Au fond de moi, je suis envahie par une honte profonde, plus forte que tout sentiment que j’aie pu ressentir jusque-là, dans ma vie. Soudain, au milieu de la salle, une femme se lève, puis une deuxième, et tels des moutons, nous suivons le mouvement de la foule… Comme j’ai honte. Nous ne nous sommes pas rendu compte que le silence correspondait, en fait, à… la fin du sermon… et qu’il était temps de se lever pour la prière.
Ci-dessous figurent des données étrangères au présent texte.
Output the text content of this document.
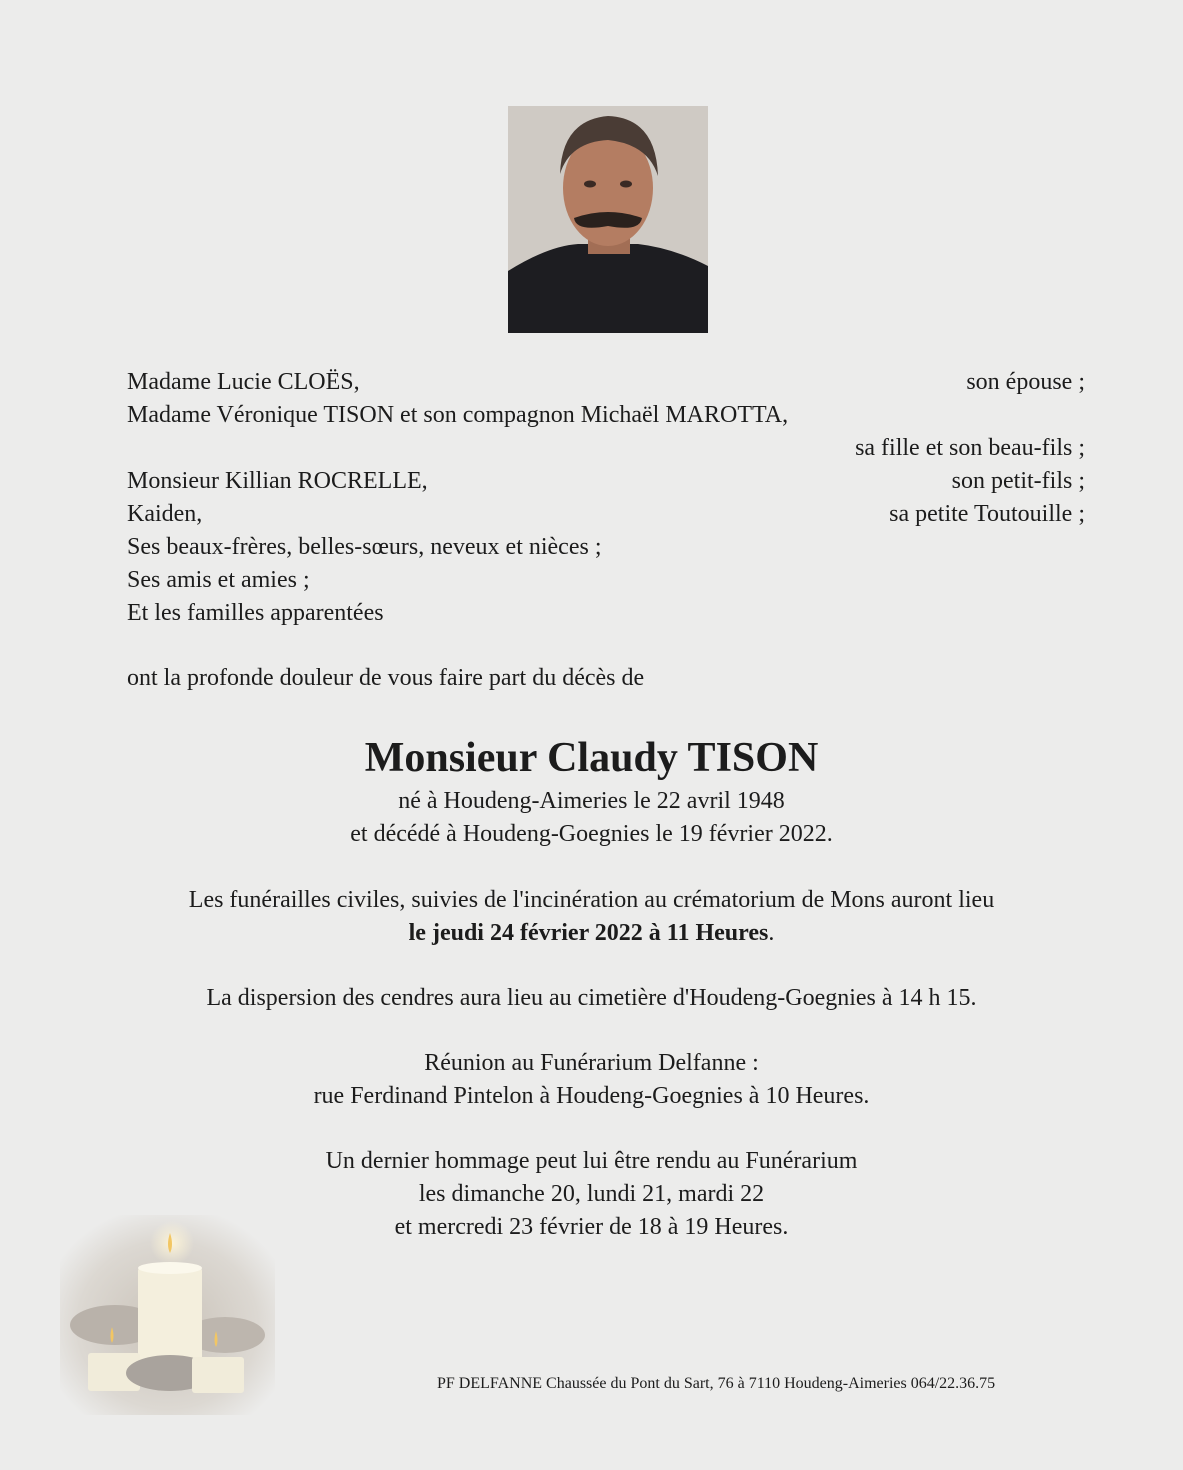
Madame Lucie CLOËS,	son épouse ;
Madame Véronique TISON et son compagnon Michaël MAROTTA,
sa fille et son beau-fils ;
Monsieur Killian ROCRELLE,	son petit-fils ;
Kaiden,	sa petite Toutouille ;
Ses beaux-frères, belles-sœurs, neveux et nièces ;
Ses amis et amies ;
Et les familles apparentées
ont la profonde douleur de vous faire part du décès de
Monsieur Claudy TISON
né à Houdeng-Aimeries le 22 avril 1948
et décédé à Houdeng-Goegnies le 19 février 2022.
Les funérailles civiles, suivies de l'incinération au crématorium de Mons auront lieu
le jeudi 24 février 2022 à 11 Heures.
La dispersion des cendres aura lieu au cimetière d'Houdeng-Goegnies à 14 h 15.
Réunion au Funérarium Delfanne :
rue Ferdinand Pintelon à Houdeng-Goegnies à 10 Heures.
Un dernier hommage peut lui être rendu au Funérarium
les dimanche 20, lundi 21, mardi 22
et mercredi 23 février de 18 à 19 Heures.
PF DELFANNE Chaussée du Pont du Sart, 76 à 7110 Houdeng-Aimeries 064/22.36.75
En sortant de la mosquée, ce jour-là, la réflexion me saisit inévitablement. Le réconfort trouvé dans les habitudes me quittait progressivement, et je me remettais en question. Je remettais systématiquement, comme toujours, ma société, notre société, en question. Je remets en question notre rapport à notre compréhension de la religion, notre pratique, notre investissement personnel… Distraits que nous sommes. Je repense à Bajen Say. Elle aurait ri, en sortant de la mosquée, et aurait pointé du doigt notre manque d’éducation religieuse. Elle m’aurait dit de me prendre en main, moi qui étais encore jeune ; d’investir mon temps dans mon éducation religieuse, encore et toujours… Et la honte me prend à la gorge, tous les jours, lorsque je repense à cette triste mise en scène d’âmes à la quête de la miséricorde Divine. Heureusement qu’Elle est inconditionnelle.

[1] Qui occupe une haute fonction

[2] Femme mûre et coquette

[3] Reine

[4] Le diable

[5] Tante paternelle

[6] L’enfant d’un musulman se doit de prier. Sais-tu que les prières que ta mère et moi formulons pour toi, ne seront point exaucées, si tu ne pries pas ?

[7] Un musulman doit se suffire de ce qu’il a. Si tu as ne serait-ce qu’un vêtement, assure toi chaque matin qu’il est toujours propre, et bien repassé.

[8] La discrétion et la retenue sont les meilleurs alliés du musulman.